The Second-Chance Society bill was approved last month in the powerful Judiciary Committee by a tight 22-20 vote, with support from two Republican senators.

Senate Minority Leader Len Fasano, R-North Haven, said Wednesday he was “greatly offended” by Malloy’s characterization of some lawmakers.

“It is outrageous that the governor has taken on such a divisive tone just because some people may not agree with his entire bill,” Fasano said. “The governor should be respectful when people voice their concerns. Instead he has made unfounded, spurious, disrespectful and arrogant remarks that borderline bullying. He also fails to mention the fact that many Republicans have voiced their support for the concept of a Second Chance Society. Republicans have put forward an urban agenda that embraces many elements of the Second Chance philosophy and identifies new ways to help reduce recidivism and reform the justice system. We are open to having that conversation. Republicans have shown our ability to work with the governor on these issues. Nevertheless, the governor’s demeanor continues to create partisanship where there shouldn’t be.”

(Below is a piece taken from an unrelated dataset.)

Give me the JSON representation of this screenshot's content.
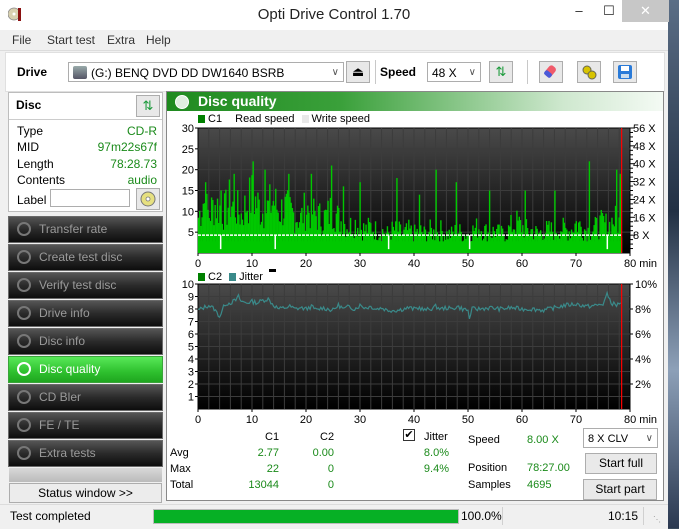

Klarides, speaking with reporters in the Capitol Press Room, called Malloy a “bully” and his remarks inappropriate.

“The one thing that we have, no matter what we agree or disagree on, is respect for each other’s opinions,” she said. “Being called racist goes so far below what any governor should do because we don’t agree with his ideas. It’s shameful. It’s vile and I would hope he would understand that there is no place for that in this building. It’s your classic bully mentality.”